Einer der bekanntesten und besten Handballer, die unser Land je hervorgebracht hat, gab bei Andy Wolfs’ Morgenshow auf Radio Lozärn ein Stelldichein. Nach einer grossen und einmaligen Karriere mit Stationen in Luzern, Zürich, Dänemark und Deutschland in der besten Handballliga der Welt kehrte er zu seinem Stammverein zurück, um anschliessend die Geschicke der Schweizer Handballnationalmannschaft zu übernehmen.

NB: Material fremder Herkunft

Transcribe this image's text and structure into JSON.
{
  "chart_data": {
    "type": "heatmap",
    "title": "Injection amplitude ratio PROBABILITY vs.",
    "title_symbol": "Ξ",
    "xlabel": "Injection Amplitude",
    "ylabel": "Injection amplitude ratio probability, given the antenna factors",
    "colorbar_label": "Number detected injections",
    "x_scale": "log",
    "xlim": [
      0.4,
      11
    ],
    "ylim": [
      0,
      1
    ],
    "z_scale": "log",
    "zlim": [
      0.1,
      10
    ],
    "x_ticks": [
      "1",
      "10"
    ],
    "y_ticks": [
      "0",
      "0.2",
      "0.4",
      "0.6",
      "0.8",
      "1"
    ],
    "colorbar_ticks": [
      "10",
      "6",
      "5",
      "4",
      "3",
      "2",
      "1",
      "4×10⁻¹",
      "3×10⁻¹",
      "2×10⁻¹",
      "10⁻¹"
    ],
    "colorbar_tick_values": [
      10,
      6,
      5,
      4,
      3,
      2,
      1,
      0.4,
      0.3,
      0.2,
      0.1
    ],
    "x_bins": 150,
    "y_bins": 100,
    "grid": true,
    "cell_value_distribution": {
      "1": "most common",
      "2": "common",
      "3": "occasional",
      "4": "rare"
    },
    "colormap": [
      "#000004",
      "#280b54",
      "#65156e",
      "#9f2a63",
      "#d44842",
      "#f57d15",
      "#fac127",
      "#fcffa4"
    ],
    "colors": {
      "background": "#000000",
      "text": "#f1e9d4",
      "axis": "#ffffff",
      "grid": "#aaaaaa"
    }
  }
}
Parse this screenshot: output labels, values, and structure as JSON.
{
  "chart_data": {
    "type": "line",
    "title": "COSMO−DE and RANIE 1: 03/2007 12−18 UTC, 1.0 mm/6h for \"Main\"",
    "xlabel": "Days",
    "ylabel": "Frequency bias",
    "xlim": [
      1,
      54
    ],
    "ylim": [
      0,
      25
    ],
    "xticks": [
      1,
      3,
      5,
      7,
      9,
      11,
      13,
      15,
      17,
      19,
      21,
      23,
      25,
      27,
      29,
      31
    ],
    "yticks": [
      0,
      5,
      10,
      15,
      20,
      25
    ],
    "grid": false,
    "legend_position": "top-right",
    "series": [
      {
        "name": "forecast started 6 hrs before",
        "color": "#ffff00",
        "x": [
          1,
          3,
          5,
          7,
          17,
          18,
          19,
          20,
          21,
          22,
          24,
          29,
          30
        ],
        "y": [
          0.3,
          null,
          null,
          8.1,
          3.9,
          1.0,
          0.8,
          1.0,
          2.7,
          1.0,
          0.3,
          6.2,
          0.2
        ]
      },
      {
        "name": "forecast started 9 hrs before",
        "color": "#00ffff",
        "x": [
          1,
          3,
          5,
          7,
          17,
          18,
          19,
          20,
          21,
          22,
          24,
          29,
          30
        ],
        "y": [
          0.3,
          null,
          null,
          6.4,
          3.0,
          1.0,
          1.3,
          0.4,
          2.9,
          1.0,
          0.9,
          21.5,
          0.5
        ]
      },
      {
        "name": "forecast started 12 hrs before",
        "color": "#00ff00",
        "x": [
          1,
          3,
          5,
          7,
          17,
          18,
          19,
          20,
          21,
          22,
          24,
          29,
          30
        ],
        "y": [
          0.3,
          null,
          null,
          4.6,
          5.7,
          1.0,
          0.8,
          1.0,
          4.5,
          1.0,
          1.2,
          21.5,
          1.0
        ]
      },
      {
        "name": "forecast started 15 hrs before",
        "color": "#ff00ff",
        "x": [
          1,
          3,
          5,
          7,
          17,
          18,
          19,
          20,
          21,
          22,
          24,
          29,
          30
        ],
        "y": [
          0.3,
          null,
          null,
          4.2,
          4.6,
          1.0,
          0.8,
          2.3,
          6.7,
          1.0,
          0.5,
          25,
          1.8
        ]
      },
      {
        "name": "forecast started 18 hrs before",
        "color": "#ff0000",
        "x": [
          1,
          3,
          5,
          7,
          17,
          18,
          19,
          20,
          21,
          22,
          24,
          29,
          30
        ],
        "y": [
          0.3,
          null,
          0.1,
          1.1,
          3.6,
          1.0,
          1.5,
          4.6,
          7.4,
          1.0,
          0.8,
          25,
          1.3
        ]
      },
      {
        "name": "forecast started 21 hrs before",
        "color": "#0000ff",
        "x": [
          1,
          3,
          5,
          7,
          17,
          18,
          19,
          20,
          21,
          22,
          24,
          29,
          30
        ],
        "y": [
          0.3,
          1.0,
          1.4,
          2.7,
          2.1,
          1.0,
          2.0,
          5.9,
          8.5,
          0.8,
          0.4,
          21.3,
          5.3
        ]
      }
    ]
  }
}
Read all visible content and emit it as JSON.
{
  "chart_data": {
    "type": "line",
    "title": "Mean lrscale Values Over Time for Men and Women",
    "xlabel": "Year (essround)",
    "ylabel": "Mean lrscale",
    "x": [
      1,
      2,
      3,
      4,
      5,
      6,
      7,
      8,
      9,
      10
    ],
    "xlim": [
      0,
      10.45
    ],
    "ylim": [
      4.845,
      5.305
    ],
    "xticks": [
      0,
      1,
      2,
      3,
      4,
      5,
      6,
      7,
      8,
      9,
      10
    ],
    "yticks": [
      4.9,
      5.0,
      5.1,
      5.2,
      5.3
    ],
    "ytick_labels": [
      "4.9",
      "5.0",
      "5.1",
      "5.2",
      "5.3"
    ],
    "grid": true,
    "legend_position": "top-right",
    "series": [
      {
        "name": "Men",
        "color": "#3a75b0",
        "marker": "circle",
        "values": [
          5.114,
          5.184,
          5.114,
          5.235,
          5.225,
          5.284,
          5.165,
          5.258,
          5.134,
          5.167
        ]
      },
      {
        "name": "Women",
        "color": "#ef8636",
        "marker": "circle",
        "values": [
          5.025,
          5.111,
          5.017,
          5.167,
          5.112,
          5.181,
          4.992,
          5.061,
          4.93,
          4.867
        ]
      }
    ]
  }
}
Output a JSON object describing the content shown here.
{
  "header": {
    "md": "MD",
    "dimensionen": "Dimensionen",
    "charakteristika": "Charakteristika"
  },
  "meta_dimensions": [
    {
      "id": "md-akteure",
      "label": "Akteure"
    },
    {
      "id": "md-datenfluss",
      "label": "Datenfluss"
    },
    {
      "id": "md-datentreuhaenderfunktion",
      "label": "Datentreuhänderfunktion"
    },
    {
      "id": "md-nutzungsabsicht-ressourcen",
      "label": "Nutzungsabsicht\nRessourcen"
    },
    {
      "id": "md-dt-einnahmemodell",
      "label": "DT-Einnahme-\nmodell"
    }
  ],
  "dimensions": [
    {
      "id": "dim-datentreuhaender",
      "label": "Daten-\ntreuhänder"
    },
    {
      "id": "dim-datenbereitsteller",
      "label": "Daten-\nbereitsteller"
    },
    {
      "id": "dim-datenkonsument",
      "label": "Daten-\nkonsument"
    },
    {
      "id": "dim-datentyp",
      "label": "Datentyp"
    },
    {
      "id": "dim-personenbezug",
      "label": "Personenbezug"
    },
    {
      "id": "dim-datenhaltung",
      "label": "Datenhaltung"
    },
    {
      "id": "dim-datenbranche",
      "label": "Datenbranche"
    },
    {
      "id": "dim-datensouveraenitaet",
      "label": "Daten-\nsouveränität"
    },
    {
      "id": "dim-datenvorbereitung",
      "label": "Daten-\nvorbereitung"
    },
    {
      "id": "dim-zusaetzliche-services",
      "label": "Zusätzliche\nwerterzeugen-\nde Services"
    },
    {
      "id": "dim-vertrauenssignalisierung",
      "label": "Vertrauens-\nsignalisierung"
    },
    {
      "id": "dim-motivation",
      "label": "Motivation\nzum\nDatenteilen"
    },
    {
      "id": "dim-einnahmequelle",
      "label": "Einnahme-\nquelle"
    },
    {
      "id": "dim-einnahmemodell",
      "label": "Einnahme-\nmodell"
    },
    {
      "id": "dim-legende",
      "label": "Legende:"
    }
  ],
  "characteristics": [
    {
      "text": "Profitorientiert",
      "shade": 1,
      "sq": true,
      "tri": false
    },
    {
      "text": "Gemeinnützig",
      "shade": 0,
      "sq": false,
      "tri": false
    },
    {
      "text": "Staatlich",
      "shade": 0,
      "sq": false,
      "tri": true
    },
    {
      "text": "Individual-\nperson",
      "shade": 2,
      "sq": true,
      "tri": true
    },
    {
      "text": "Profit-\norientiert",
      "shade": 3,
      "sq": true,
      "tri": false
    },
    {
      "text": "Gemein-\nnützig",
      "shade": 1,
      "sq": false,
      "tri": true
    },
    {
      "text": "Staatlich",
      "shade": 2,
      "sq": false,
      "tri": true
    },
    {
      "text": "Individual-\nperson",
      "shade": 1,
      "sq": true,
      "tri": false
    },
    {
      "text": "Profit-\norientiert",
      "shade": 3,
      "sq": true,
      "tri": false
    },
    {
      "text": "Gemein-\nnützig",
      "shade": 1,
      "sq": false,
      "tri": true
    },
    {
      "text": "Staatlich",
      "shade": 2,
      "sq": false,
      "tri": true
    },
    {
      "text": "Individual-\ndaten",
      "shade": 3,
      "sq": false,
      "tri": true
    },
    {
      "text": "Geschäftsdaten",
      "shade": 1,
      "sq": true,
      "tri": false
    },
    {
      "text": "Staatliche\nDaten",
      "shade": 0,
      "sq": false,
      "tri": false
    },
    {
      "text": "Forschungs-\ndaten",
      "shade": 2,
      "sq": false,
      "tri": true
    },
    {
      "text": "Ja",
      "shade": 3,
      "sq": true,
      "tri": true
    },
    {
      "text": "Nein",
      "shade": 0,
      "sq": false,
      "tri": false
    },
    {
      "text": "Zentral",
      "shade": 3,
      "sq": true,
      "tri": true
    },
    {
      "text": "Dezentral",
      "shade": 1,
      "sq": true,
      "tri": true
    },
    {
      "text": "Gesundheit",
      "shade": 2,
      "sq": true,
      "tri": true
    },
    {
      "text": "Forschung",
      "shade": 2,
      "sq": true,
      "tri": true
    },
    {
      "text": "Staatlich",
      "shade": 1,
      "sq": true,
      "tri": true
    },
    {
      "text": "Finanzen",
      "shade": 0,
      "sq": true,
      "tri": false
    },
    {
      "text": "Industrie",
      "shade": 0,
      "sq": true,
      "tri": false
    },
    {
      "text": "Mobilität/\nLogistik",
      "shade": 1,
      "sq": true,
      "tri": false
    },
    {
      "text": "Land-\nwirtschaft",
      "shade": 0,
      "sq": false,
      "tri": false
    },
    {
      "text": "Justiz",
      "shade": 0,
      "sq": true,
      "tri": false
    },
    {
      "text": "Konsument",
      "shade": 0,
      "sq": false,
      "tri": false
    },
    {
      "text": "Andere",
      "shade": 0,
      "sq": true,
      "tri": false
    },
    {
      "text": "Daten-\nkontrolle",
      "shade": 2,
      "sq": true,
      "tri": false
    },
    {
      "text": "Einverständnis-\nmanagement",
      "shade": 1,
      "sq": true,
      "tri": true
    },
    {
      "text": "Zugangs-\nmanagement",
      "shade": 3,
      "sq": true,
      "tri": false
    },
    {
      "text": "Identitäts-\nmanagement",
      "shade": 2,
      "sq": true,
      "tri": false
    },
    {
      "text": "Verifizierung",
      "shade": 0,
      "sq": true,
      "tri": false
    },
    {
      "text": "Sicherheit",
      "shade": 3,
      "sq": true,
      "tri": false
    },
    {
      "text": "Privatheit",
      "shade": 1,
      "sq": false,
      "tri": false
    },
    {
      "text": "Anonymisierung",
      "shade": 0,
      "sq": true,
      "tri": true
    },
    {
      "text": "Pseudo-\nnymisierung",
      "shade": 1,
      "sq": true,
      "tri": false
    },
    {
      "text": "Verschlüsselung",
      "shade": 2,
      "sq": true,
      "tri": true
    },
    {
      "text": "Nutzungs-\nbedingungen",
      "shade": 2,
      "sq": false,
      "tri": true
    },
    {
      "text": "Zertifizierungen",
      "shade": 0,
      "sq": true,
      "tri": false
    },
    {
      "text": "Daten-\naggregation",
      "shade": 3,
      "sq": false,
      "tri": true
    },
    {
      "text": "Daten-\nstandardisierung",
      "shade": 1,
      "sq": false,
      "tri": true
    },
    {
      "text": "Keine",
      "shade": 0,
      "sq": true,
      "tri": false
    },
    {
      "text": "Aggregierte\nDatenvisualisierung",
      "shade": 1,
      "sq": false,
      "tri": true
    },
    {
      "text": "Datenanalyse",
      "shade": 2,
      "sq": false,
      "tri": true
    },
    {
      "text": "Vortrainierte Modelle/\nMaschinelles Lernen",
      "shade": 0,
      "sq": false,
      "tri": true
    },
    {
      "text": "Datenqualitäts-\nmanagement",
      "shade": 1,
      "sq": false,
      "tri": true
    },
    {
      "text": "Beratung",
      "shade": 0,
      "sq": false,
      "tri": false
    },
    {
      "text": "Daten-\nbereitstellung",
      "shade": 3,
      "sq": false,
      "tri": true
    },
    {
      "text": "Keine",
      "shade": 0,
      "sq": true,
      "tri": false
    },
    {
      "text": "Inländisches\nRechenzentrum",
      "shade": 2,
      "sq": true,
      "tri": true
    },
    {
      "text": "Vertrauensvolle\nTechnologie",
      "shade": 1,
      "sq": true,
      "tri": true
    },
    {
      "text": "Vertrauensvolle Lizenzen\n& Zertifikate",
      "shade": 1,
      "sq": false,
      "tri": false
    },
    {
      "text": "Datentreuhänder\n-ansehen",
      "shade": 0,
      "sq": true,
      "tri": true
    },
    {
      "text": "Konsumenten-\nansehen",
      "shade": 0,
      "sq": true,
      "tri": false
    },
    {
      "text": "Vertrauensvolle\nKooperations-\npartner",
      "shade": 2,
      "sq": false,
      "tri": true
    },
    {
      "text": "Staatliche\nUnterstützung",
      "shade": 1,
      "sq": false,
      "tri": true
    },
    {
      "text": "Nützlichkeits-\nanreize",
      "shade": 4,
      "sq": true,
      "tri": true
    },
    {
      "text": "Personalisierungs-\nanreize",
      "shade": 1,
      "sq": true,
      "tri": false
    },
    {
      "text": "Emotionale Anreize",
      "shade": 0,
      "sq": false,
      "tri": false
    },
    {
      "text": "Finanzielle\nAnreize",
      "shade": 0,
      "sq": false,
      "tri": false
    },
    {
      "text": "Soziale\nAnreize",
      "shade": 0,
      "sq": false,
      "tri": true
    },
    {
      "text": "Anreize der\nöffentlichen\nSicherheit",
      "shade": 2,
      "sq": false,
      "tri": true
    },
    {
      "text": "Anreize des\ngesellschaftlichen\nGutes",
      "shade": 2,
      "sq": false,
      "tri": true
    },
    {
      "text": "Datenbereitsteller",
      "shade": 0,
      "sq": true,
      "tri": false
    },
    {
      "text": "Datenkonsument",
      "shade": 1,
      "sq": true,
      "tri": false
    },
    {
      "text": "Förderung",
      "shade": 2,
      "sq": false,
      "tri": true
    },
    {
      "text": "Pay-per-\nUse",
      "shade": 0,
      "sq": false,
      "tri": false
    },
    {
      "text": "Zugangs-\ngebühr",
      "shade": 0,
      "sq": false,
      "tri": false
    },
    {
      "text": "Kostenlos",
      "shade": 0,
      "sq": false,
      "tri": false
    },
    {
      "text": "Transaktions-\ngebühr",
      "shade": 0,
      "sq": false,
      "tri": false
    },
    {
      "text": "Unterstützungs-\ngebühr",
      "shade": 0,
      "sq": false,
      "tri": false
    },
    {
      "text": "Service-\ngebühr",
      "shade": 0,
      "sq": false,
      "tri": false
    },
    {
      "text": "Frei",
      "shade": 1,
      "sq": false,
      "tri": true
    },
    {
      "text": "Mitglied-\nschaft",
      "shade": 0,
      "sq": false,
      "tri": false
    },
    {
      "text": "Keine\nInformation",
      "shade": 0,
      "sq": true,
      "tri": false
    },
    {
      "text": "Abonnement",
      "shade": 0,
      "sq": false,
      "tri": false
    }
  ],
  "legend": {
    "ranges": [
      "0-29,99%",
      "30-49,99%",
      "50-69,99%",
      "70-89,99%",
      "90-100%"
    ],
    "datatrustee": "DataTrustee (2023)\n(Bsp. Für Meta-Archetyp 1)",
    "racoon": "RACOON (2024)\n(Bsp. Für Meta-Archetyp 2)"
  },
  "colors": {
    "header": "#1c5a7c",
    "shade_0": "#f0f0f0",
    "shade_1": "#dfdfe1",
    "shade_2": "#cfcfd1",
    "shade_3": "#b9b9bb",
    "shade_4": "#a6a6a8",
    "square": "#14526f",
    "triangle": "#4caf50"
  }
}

Und es hätte ganz anders kommen könnte, wie Andy Schmid verriet: «Ich habe früher beim SC OG mal angefangen, Fussball zu spielen. Als sechsjähriger Bub bin ich mitgegangen und dann bin ich erstmals an einem Turnier dabei gewesen, dann haben sie mich ins Tor gestellt, da war ich Goalie. Da es stark regnete, habe ich dann meiner Mutter gesagt, dass ist nichts für mich». Als Fan von Michael Jordan wagte Andy Schmid auch einen Ausflug in den Basketballsport. «Ich habe natürlich die grossen Zeiten der Chicago Bulls miterlebt, früher bin ich in der Nacht aufgestanden, um im Fernsehen die NBA-Finals schauen zu können. Basketball ist eigentlich nie ein Thema für das selbst spielen im Verein gewesen, im Sommer, in der Sommerpause habe ich in der Kanti Alpenquai sehr viel Basketball gespielt mit vielen Basketballern, die im Verein waren. Die haben dann gesagt, schau, der Handballer kommt wieder. Es war eine mega-coole Zeit».
Zum Glück kam es anders
Auf die Frage von Andy Wolf, wann er dann endgültig den Schalter Richtung Handball umgelegt habe, antwortet Andy Schmid: «Das ist eine gute Frage und diese Frage wurde mir auch schon oft gestellt. Ich kann es eigentlich gar nicht so richtig sagen. Als kleiner Bub sagst du zu dir selbst, ich möchte dies und das erreichen. Aber ich wollte auch einmal Feuerwehrmann werden, man sagt gerne mal etwas als Bub. Ich habe schon als 17-, 18-Jähriger gespürt, dass es wirklich weit gehen kann, weil ich gespürt habe, dass ich Sachen kann, die andere nicht können. Dass ich in gewissen Bereichen dieses Sports besser bin. Darum habe ich in diesem Alter schon gemerkt, dass es weit gehen, aber wie weit, war mir nicht bewusst. Mein Vorteil als Junior war vielleicht, dass ich körperlich nicht mithalten konnte. Ich war sehr klein und sehr dünn. Darum konnte ich mit dem Körper nicht viel erreichen. Ich musste es über die spielerische Art lösen. Das war ein entscheidender Faktor, in dem ich dort körperlich an Grenzen gestossen bin, aber ich habe dann spielerisch Lösungen gefunden». Die Bedenken wegen der Grösse waren im Nachhinein unbegründet. Mit rund 1,90 Meter verfügt Andy Schmid heute über ein Gardemass für den Handballsport.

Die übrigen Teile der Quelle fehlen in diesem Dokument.